La inestabilidad tridimensional en la que flotamos la mayoría de jóvenes españoles, documentada hasta la saciedad en terribles gráficos que a nadie le importan, carece de relevancia si nuestros intereses son percibidos como “elitistas”. De algún modo, el prejuicio siempre consigue subirse a hombros de la realidad y va repitiendo la misma idea: tus desastrosas condiciones materiales de vida no son verosímiles si eres lo que se entiende por una “moderna”.
Es una sensación increíble vivir en la mierda y que te tachen de privilegiada, como si un nuevo marco mental impidiera imaginar a feministas o a personas LGTBI en la cola del paro. Qué disociación asombrosa. Qué manera de negar el presente de miles de trabajadores y trabajadoras. Me pregunto: ¿no es este un tipo de clasismo muy raro y muy rancio? ¿Por qué negar la diversidad de los individuos que sufren los excesos del capitalismo? Quizá tenga que ver con proteger una identidad que no es precisamente la de los unicornios.

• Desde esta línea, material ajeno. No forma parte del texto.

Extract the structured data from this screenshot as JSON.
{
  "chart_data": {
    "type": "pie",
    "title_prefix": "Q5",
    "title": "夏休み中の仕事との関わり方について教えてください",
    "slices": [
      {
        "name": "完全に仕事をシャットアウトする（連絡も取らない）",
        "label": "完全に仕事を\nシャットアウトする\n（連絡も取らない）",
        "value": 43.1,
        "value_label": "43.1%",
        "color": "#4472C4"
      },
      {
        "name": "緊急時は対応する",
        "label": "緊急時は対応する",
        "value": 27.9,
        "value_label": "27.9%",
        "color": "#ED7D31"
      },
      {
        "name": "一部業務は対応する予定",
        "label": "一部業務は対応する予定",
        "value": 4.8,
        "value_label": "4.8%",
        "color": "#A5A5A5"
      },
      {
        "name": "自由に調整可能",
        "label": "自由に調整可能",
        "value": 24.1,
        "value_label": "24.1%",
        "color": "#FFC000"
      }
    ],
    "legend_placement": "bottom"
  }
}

A menudo nos preguntan en qué planeta vivimos y nosotros tratamos de imaginar el lugar en el que viven aquellos que creen que nos resbalan nuestros derechos laborales. Precisamente, cientos de jóvenes de nuestro país podrían dar ponencias sobre las más novedosas y sofisticadas formas de explotación.
Si sonreímos es porque no conocemos otra cosa. Quiénes creéis que somos y quiénes creéis que sois.